Lunes, 7 de setiembre de 2026 - 09:19 UTC

Un tribunal federal argentino dispuso el viernes la restitución de la pintura Retrato de una dama a la familia del galerista judío neerlandés Jacques Goudstikker, casi 90 años después de que el régimen nazi saqueara su colección en Ámsterdam. La obra apareció el año pasado en una vivienda de Mar del Plata, a 400 kilómetros de Buenos Aires.

La resolución se adoptó en una audiencia presidida por el juez federal Santiago Inchausti, con participación del Ministerio Público Fiscal, los abogados de la heredera y los acusados. Patricia Kadgien y su marido, Juan Carlos Cortegoso, habían sido acusados de poseer y ocultar una obra de arte robada en el contexto de un genocidio. Tras sostener inicialmente que eran propietarios legítimos por herencia, aceptaron un acuerdo con la fiscalía para evitar el juicio oral y renunciaron de forma irrevocable a cualquier derecho sobre el cuadro. El pacto incluye una donación de 4,8 millones de pesos, unos 3.200 dólares, a la cooperadora de un hospital maternoinfantil. El fiscal Carlos Martínez consideró que el desenlace supone “una reparación de carácter histórico para las víctimas”.

Patricia Kadgien es hija de Friedrich Kadgien, integrante de las SS y experto financiero del régimen nacionalsocialista desde 1938, con un papel destacado en la compra de divisas y en el saqueo de los territorios ocupados. Un informe estadounidense de 1945 lo describía como “una serpiente de la peor calaña”. Huyó a Suiza, después a Brasil y finalmente a Argentina, donde se estableció como empresario y murió en 1978 sin haber sido juzgado.

El hallazgo se produjo por un anuncio inmobiliario.
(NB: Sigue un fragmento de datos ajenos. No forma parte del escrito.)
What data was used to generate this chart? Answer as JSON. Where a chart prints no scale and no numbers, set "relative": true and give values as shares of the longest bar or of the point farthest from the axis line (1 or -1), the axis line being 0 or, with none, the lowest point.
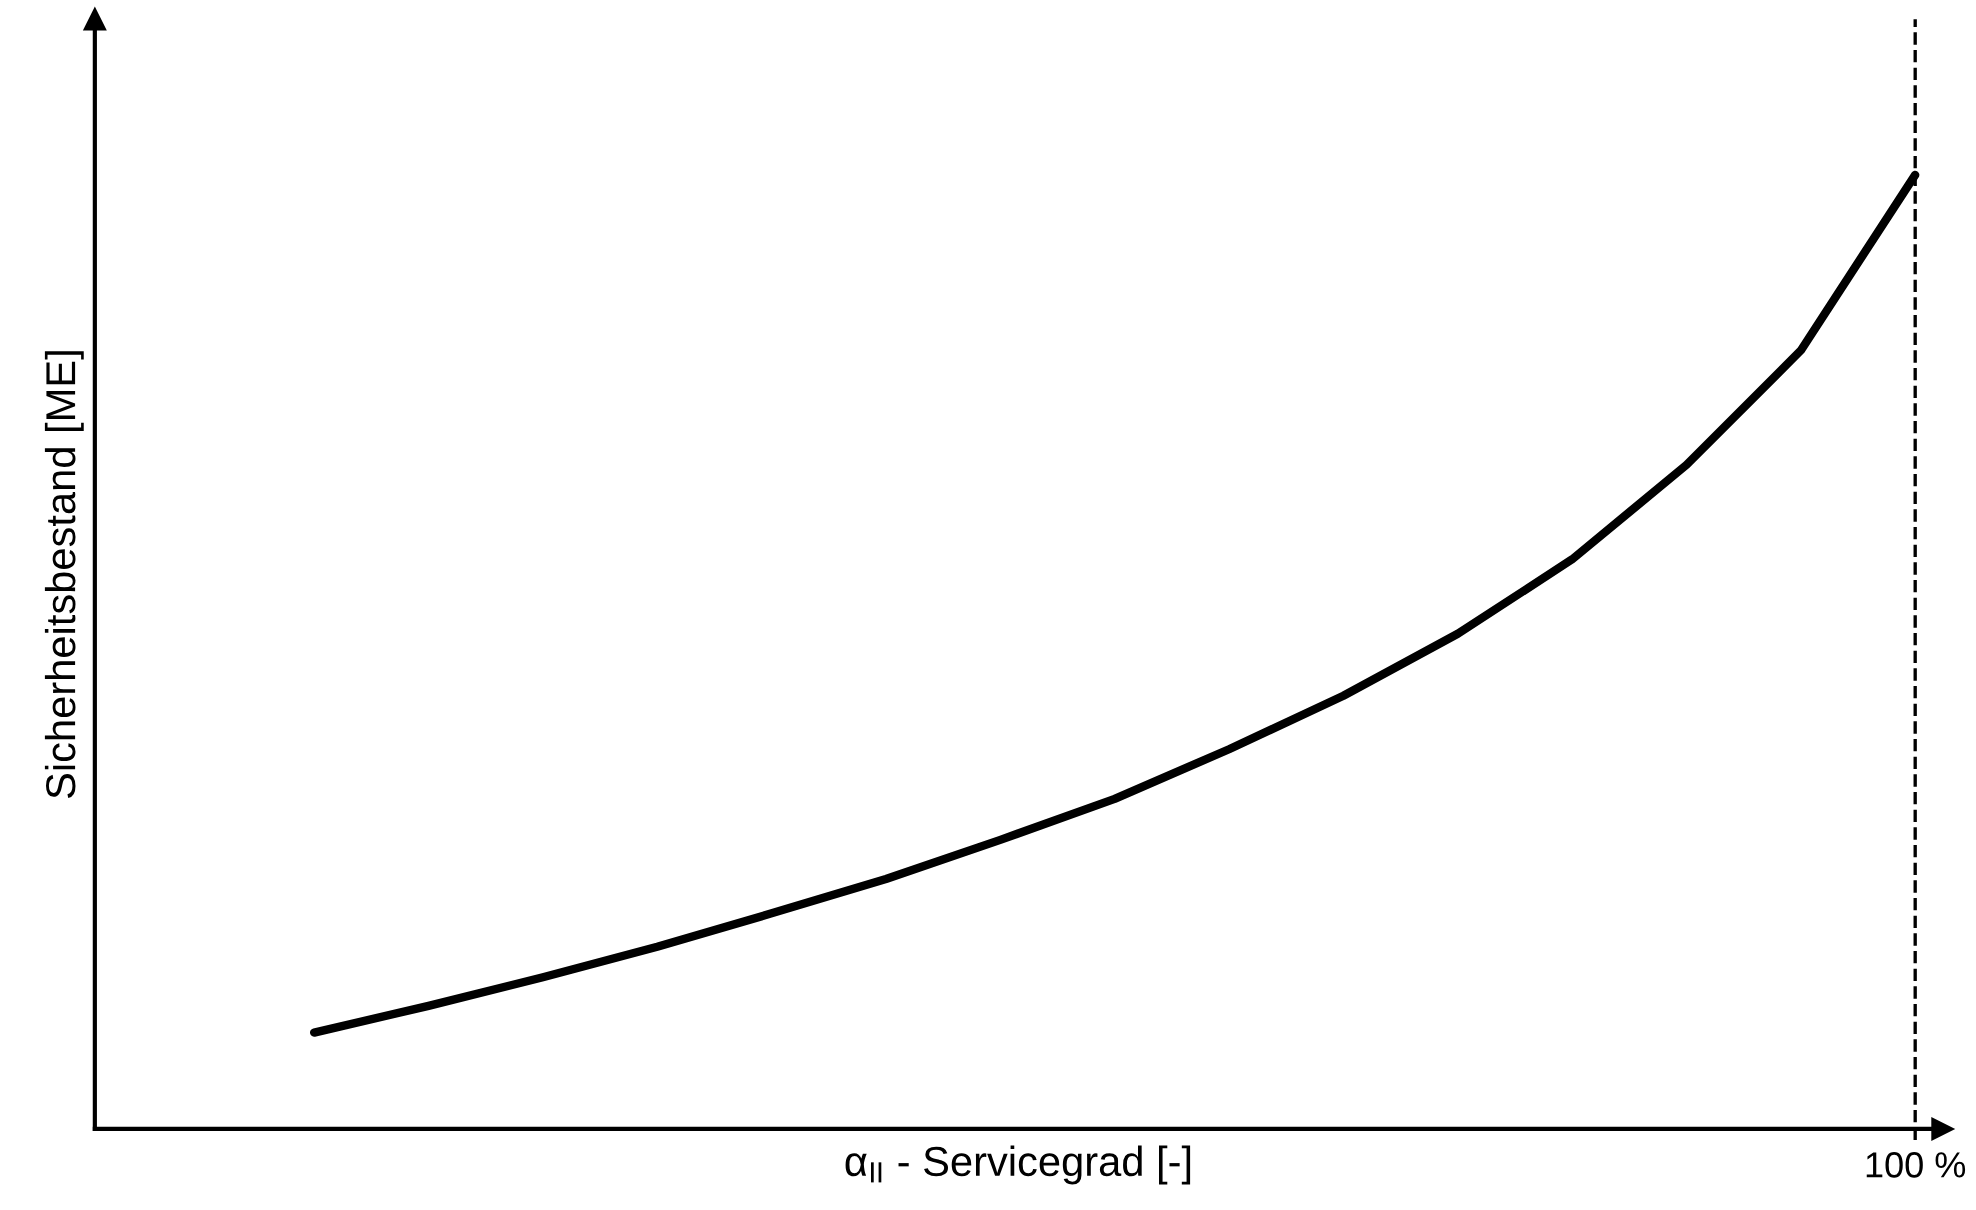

En agosto de 2025, con motivo de los ochenta años del final de la Segunda Guerra Mundial, el diario neerlandés Algemeen Dagblad envió al corresponsal Peter Schouten a Mar del Plata para intentar contactar a las hijas de Kadgien. Nadie lo atendió, pero advirtió un cartel de venta en la fachada. Al buscar el aviso en la web de la inmobiliaria, encontró entre las fotografías del interior el cuadro colgado en la sala de estar. El matrimonio permaneció 72 horas detenido hasta entregar la obra.

Se trata de un óleo sobre lienzo de 119,5 por 89 centímetros. En los registros de Goudstikker figuraba atribuido a Giuseppe Ghislandi, pero el peritaje de la Academia Nacional de Bellas Artes argentina confirmó que corresponde a Giacomo Ceruti, pintor italiano del siglo XVIII conocido como Il Pitocchetto. Su valor de mercado se estima en unos 250.000 euros.
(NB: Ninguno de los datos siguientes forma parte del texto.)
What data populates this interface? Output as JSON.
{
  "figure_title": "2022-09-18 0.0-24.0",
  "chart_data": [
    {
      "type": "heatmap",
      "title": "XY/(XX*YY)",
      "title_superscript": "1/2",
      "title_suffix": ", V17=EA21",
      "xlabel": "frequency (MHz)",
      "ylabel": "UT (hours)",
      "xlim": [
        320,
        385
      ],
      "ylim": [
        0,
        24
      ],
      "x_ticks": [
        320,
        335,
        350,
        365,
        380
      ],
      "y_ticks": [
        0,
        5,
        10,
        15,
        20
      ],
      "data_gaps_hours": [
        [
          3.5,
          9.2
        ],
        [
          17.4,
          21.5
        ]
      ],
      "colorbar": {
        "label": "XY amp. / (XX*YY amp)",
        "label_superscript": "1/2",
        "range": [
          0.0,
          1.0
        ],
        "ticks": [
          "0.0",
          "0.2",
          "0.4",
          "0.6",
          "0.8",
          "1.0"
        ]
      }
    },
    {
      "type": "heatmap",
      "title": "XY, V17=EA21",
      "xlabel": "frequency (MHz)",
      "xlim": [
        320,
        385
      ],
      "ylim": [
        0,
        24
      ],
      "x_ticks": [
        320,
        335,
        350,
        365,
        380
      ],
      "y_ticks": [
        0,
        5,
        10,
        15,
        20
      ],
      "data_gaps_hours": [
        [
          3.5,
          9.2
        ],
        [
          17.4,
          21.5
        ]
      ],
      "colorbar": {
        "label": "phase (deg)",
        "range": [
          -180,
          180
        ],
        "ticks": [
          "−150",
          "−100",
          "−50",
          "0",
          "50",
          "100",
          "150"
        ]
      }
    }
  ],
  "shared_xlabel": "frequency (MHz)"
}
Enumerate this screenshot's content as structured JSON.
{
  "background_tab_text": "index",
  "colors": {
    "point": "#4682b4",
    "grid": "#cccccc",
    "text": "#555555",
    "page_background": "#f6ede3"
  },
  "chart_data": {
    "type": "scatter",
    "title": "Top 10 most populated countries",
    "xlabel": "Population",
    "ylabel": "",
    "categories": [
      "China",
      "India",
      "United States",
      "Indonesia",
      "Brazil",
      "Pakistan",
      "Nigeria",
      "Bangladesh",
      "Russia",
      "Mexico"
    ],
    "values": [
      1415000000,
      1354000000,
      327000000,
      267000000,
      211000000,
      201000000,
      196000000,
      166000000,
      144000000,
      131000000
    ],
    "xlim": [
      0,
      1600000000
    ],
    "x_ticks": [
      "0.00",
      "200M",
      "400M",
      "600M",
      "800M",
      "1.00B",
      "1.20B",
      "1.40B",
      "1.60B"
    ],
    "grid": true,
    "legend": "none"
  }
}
La pintura será entregada a Marei von Saher, nuera del galerista, que ha dedicado décadas a localizar las piezas de la colección, superior a 1.100 obras. A través de sus abogados manifestó que no consiente “86 años de expolio” pero que no busca venganza ni indemnización. Su intención es que el cuadro se exhiba en préstamo en un museo de Buenos Aires antes de su devolución. Permanece bajo custodia de la Corte Suprema argentina.